平成の30年間、日本の経済は低迷を続け、格差が拡大して子供の貧困も問題になっています。その原因は極めて簡単かつ明白です。平成はカネ不足の時代だった。
カネ不足が平成の30年間に渡る日本経済低迷の唯一の原因である(断言できます)。と主張すると、「最近の金融緩和によってカネはじゃぶじゃぶではないか」と多くの人は思うに違いありません。なぜかといえば、マスコミ(新聞テレビ)が、そのようなウソを広めているからです。真実は統計を見れば一目瞭然です。
これは、マネタリーベース(MB)とマネーストック(MS)の伸び率の推移をグラフ化したものです。マスコミが主張している最近の「じゃぶじゃぶ」という主張はマネタリーベースのことです(グラフ青線)。しかし、マネタリーベースは、企業や家計の経済活動に使われるおカネではありません。企業や家計に使われるおカネはマネーストックと呼ばれます(グラフ赤線)。このマネーストックは、じゃぶじゃぶところか、カスカスの状態なのです。
昭和の時代(~1988年)はおよそ10%程度の伸び率でおカネが供給されてきたのですが、平成になると、ほぼ同時に、おカネの伸び率は3%程度まで下がり、それ以後、平成の終わりまで伸び率が10%になることはありませんでした。

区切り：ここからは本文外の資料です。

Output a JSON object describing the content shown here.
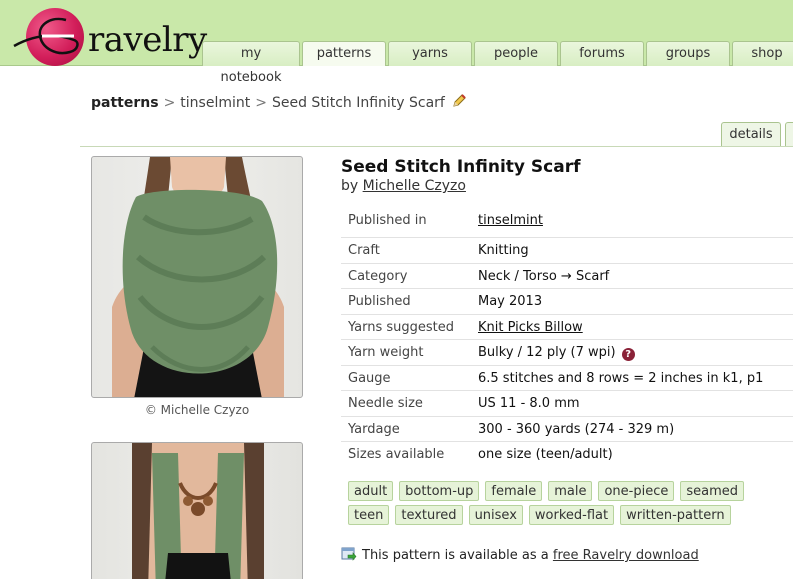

そして、これこそが、日本経済低迷の唯一絶対の理由なのです。
それは極めて簡単に証明できます。なぜなら「バブル崩壊によって、経済活動が崩壊した」ことでわかるからです。バブル崩壊によって何が生じたのか?
経済活動とは何かといえば、それは財(モノやサービス)を生産して、それを交換することで世の中に分配する活動になります。財の生産こそ、経済活動の本質であり、財の生産と分配が大きければ大きいほど社会は豊かになるのです。

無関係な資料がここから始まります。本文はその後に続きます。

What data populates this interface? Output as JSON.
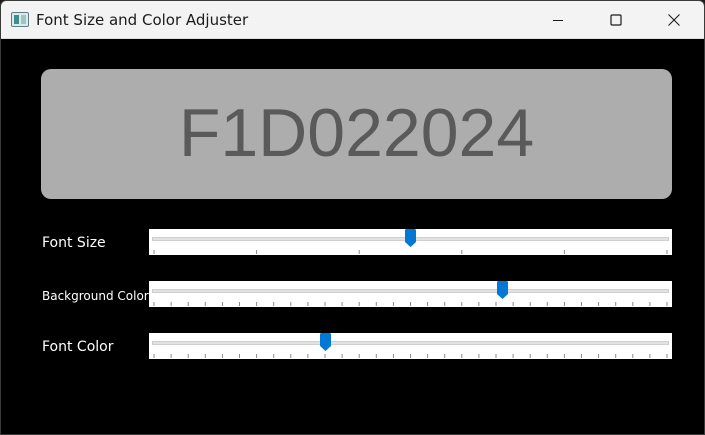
{
  "window": {
    "title": "Font Size and Color Adjuster",
    "icon": "app-window-icon",
    "controls": [
      "minimize-icon",
      "maximize-icon",
      "close-icon"
    ]
  },
  "display": {
    "text": "F1D022024",
    "background_color": "#adadad",
    "text_color": "#5a5a5a"
  },
  "sliders": [
    {
      "label": "Font Size",
      "value_fraction": 0.5,
      "tick_count": 5,
      "accent": "#0078d4"
    },
    {
      "label": "Background Color",
      "value_fraction": 0.68,
      "tick_count": 30,
      "accent": "#0078d4"
    },
    {
      "label": "Font Color",
      "value_fraction": 0.335,
      "tick_count": 30,
      "accent": "#0078d4"
    }
  ]
}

バブル崩壊によって、財の生産が明らかに低下しました。しかし、ここでちょっと冷静に考えるとわかりますが、バブルが崩壊したからといって、財を生産するための工場や商業店舗のような設備が破壊されたのでしょうか?あるいは、働く人が大量に死んでしまったのでしょうか?
そんなことはありませんね。生産設備も労働者も、バブル崩壊の前後で何も変わっていません。財を生産する能力は十分にあったのです。つまり、生産面においては何の問題もなかったのです。なのに、設備が動かなくなり、失業者が溢れ、生産活動が低迷する。
となれば、その原因は市場活動を媒介する「カネ」であると明確に理解できるでしょう。つまり、「どんなに生産設備や労働力があっても、カネがなければ生産活動は低迷する」。これは、バブルの前後の状況を説明することで、証明できるのです。
しかし、残念ながら、これを冷静に理解する人は少ない状況です。なぜなら、すでに述べたように、マスコミが「カネがじゃぶじゃぶ」などという、ウソ(フェイク)を撒き散らしているからです。
データを見れば一目瞭然ですね。おカネの供給が足りないのです。ところが、財務省が企んでいる財政再建はおカネを供給するどころか、世の中からおカネを回収して減らす政策なのです(緊縮政策)。まさに逆噴射ですね。
新しい年号は「令和」になったそうですが、カネが不足しつづけた平成の失政に見切りを付け、昭和の時代の、おカネの潤沢な経済に戻すべき良い機会にしなければなりません。
令和を、よりによって、財務省の主導により、消費税の増税によって、世の中のおカネを減らそうとする時代の幕開けにしてはなりません。それは、平成を上回る、さらなる低迷の時代に日本を叩き落してしまう恐れが、過去のデータからも理解できるのです。